L’un des défis que la DMAé aura à relever sera d’abord celui de ses ressources humaines. Pour Mme Parly, cette direction centrale a besoin de « stabilité » et « d’encadrement », ce qui passera pas une hausse du nombre d’ingénieurs et de techniciens civils pour assurer le suivi de contrats devant s’inscrire dans un cycle long. Ce qui est plus compliqué avec des militaires obligés de changer d’affectation tous les deux ou trois ans.

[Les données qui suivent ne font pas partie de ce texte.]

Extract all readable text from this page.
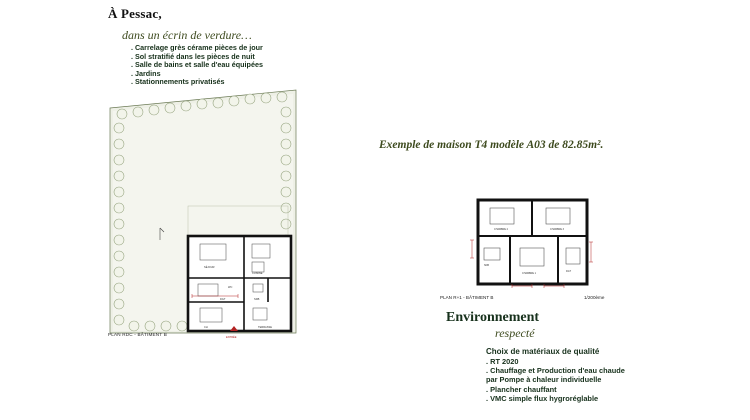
À Pessac,
dans un écrin de verdure…
. Carrelage grès cérame pièces de jour
. Sol stratifié dans les pièces de nuit
. Salle de bains et salle d'eau équipées
. Jardins
. Stationnements privatisés
SÉJOUR
CUISINE
WC
DGT
CH
SDB
TERRASSE
ENTRÉE
PLAN RDC - BÂTIMENT B
Exemple de maison T4 modèle A03 de 82.85m².
CHAMBRE 2	CHAMBRE 3
CHAMBRE 1
SDB
DGT
PLAN R+1 - BÂTIMENT B	1/200ème
Environnement
respecté
Choix de matériaux de qualité
. RT 2020
. Chauffage et Production d'eau chaude
par Pompe à chaleur individuelle
. Plancher chauffant
. VMC simple flux hygroréglable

« J’ai fixé à Monique Legrand-Larroche l’objectif de passer de 20% à 40% de personnels civils d’ici 2021 avec comme objectif que la moitié des effectifs de la DMAé soient civils à la fin de la LPM en 2025. Sur la même période, les effectifs des cadres devront augmenter et passer de 28 à 35% d’ici 2021 et 40% en 2025 », a ainsi précisé Mme Parly.
Ensuite, la DMAé devra mettre un terme à la situation – ubuesque – des contrats MCO. Par exemple, la maintenance des Cougar est couverte par « 21 marchés de soutien » alors que le disponibilité moyenne est de 6,6 appareils sur une flotte qui en compte 26. Pour la ministre, un effort de rationalisation s’impose.
« Sur Rafale, l’objectif est de passer de 25 contrats aujourd’hui à 2 contrats principaux dès 2019. Sur l’Atlantique 2, utilisée au-dessus de la mer comme sur des théâtres d’opérations terrestres, nous passerons de 24 à 3 contrats. Le même effort sera entrepris sur les hélicoptères : le Cougar, très employé par nos forces spéciales et en opérations extérieures, passera de 21 à 4 contrats, tout comme le Caracal », a annoncé Mme Parly.
Un autre enjeu majeur concerne la gestion des stocks de pièces détachées. Et, là aussi, la situation peut être kafkaïenne. « Le stock des rechanges aéronautique est considérable, il représente un montant énorme : 13 milliards d’euros. Ma conviction est double, ce stock ne correspond pas à notre juste besoin et nous n’avons pas besoin de tout gérer nous-mêmes », a estimé Mme Parly, pour qui il il faut « aussi mettre fin aux coupures entre les prestations logistiques et industrielles et rationaliser les processus logistiques dans nos bases, alors que parfois plusieurs stocks différents opérés par plusieurs acteurs différents coexistent. »
Pour la ministre, il s’agit que le ministère des Armées fasse bien ce qu’il a à faire et qu’il confie « confions ce qui peut être fait avec plus de performance et un coût maîtrisé aux industriels ». En clair, a-t-elle résumé, « que j’aimerais que le MCO aéronautique s’inspire un peu plus de la rationalité Ford et un peu moins de l’imagination de Kafka. »
Cela étant, Mme Parly veut rapidement des résultats. « Dès 2018, nous visons une augmentation de 15% de la disponibilité du Caracal. D’ici la fin de l’année, nous devrons doubler le nombre d’A400M disponibles de 3 à 6, aussi, passer de 6 à 7 Atlantique 2 disponibles. Des objectifs associés aux systèmes d’information du MCO aéronautique, à la gestion du maintien de la navigabilité et au maintien en condition de sécurité des systèmes sont également fixés. Et en 2019, nous devrons continuer sur cette voie, amplifier le mouvement », a-t-elle affirmé.